Felix | Ross
I call your name.
I woke up in the morning and noticed that you were no longer here. Just some moments ago, you were breathing peacefully as you slept. I still feel your warmth on the sheets, wrinkled from when you left the bed.
Or perhaps you were already gone a long time ago and were just a figment of my imagination. Perhaps we may not have met at all, and it was all a dream.
If you only appeared in my dreams, I wonder what all these things are that remind me of you.
The billboard stands among the bristling skyscrapers as random images appear and disappear - beer, chocolate, cars, and faces of women. I can see it from the window of this room.
If I can buy that billboard, you mumbled, I will erase all the images and make it a blank board.
Then I will let a single bird fly it, I said.
We sat side by side on the bench by the window, following the image of a bird flying in the square shaped sky among the canyon of buildings. The image of the bird that you saw in your mind’s eye was the one I let go in the billboard. We both followed the same image and its frail wings.
I certainly felt your right arm under my left arm, or so I thought. Perhaps it was my right arm embracing my left.

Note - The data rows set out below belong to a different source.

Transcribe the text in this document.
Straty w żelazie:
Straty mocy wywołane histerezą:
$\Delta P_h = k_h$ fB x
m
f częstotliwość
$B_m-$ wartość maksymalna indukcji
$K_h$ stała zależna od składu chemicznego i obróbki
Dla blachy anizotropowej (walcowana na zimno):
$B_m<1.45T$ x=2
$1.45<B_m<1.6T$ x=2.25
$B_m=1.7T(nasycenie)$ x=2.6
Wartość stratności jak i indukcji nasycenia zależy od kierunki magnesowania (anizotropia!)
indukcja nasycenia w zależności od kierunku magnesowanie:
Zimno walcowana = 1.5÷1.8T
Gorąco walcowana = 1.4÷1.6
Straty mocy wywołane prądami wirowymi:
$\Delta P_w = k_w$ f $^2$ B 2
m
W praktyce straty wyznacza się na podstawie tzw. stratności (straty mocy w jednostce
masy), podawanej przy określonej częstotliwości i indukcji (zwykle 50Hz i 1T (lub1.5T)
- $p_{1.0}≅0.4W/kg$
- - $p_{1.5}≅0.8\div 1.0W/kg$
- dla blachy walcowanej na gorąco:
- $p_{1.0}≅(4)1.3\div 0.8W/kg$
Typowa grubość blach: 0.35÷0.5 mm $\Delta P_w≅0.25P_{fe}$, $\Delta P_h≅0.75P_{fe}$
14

If my body was made of candy, you mumbled again, I will be left with nothing after pieces of me are taken one by one by others and put into their mouths. I am just a candy wrapper scrunched by someone’s hand and discarded on the side of a road.

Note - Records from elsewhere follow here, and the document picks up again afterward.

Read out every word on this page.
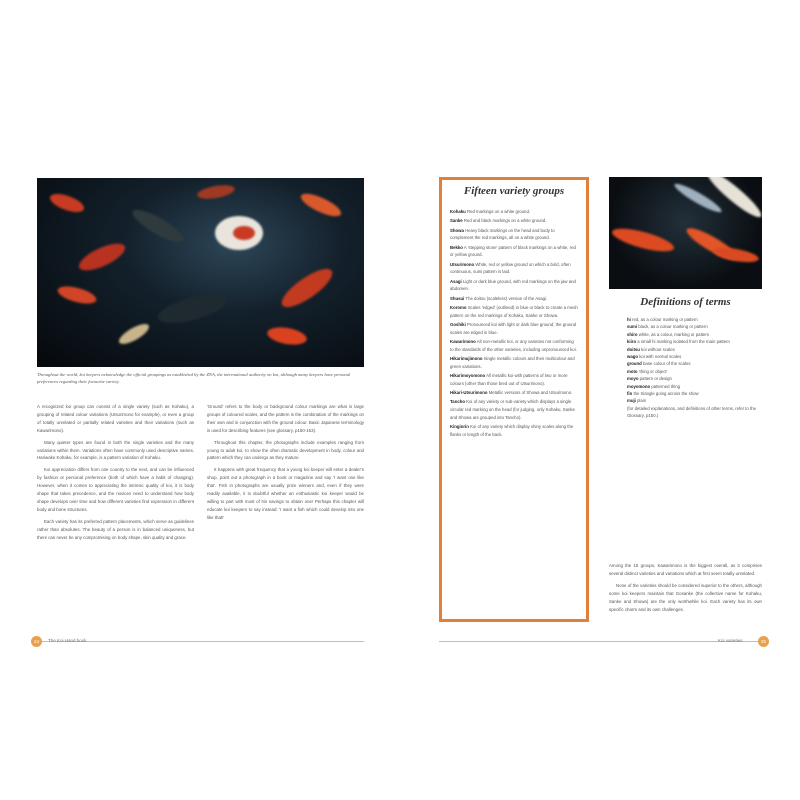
Throughout the world, koi keepers acknowledge the official groupings as established by the ZNA, the international authority on koi, although many keepers have personal preferences regarding their favourite variety.

A recognized koi group can consist of a single variety (such as Kohaku), a grouping of related colour variations (Utsurimono for example), or even a group of totally unrelated or partially related varieties and their variations (such as Kawarimono).

Many quieter types are found in both the single varieties and the many variations within them. Variations often have commonly used descriptive names. Hariwake Kohaku, for example, is a pattern variation of Kohaku.

Koi appreciation differs from one country to the next, and can be influenced by fashion or personal preference (both of which have a habit of changing). However, when it comes to appreciating the intrinsic quality of koi, it is body shape that takes precedence, and the novices need to understand how body shape develops over time and how different varieties find expression in different body and bone structures.

Each variety has its preferred pattern placements, which serve as guidelines rather than absolutes. The beauty of a person is in balanced uniqueness, but there can never be any compromising on body shape, skin quality and grace.

'Ground' refers to the body or background colour markings are what is large groups of coloured scales, and the pattern is the combination of the markings on their own and in conjunction with the ground colour. Basic Japanese terminology is used for describing features (see glossary, p150-153).

Throughout this chapter, the photographs include examples ranging from young to adult koi, to show the often dramatic development in body, colour and pattern which they can undergo as they mature.

It happens with great frequency that a young koi keeper will enter a dealer's shop, point out a photograph in a book or magazine and say 'I want one like that'. Fish in photographs are usually prize winners and, even if they were readily available, it is doubtful whether an enthusiastic koi keeper would be willing to part with most of his savings to obtain one! Perhaps this chapter will educate koi keepers to say instead: 'I want a fish which could develop into one like that!'

Fifteen variety groups
Kohaku Red markings on a white ground.
Sanke Red and black markings on a white ground.
Showa Heavy black markings on the head and body to complement the red markings, all on a white ground.
Bekko A 'stepping stone' pattern of black markings on a white, red or yellow ground.
Utsurimono White, red or yellow ground on which a bold, often continuous, sumi pattern is laid.
Asagi Light or dark blue ground, with red markings on the jaw and abdomen.
Shusui The doitsu (scaleless) version of the Asagi.
Koromo Scales 'edged' (outlined) in blue or black to create a mesh pattern on the red markings of Kohaku, Sanke or Showa.
Goshiki Pronounced koi with light or dark blue ground; the ground scales are edged in blue.
Kawarimono All non-metallic koi, or any varieties not conforming to the standards of the other varieties, including unpronounced koi.
Hikarimujimono Single metallic colours and their multicolour and green variations.
Hikarimoyomono All metallic koi with patterns of two or more colours (other than those bred out of Utsurimono).
Hikari-Utsurimono Metallic versions of Showa and Utsurimono.
Tancho Koi of any variety or sub-variety which displays a single circular red marking on the head (for judging, only Kohaku, Sanke and Showa are grouped into Tancho).
Kinginrin Koi of any variety which display shiny scales along the flanks or length of the back.
Definitions of terms
hi red, as a colour marking or pattern
sumi black, as a colour marking or pattern
shiro white, as a colour, marking or pattern
kiiro a small hi marking isolated from the main pattern
doitsu koi without scales
wago koi with normal scales
ground base colour of the scales
moto 'thing or object'
moyo pattern or design
moyomono patterned thing
fin the triangle going across the show
muji plain
(for detailed explanations, and definitions of other terms, refer to the Glossary, p150.)

Among the 15 groups, Kawarimono is the biggest overall, as it comprises several distinct varieties and variations which at first seem totally unrelated.

None of the varieties should be considered superior to the others, although some koi keepers maintain that Gosanke (the collective name for Kohaku, Sanke and Showa) are the only worthwhile koi. Each variety has its own specific charm and its own challenges.

24	The Koi Hand book	Koi varieties	25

If it was me, I would adorn the wrappers in silver and gold starlike hues and also dye them in different colors like a flower garden.
We opened the silver wrapper and put the candy in our mouths. A cheap artificial cherry flavor spread over my tongue. I wrote your name with a marker on the glitter wrapper so that I won’t forget you. Or perhaps, I wrote my own name on it myself.
I came to realize that you were a blank poster that had nothing on it, a last piece of the jigsaw puzzle that will never finish without it, a lightbulb that is about to go out and disappear, a shadow lurking behind the curtain.
You were never a part of my world.
We never met, so we did not part ways.
Your name is “Absence.”
I call your name that is permanently stuck to my memory, as if I am reciting a melancholy poem in a quiet, almost silent voice.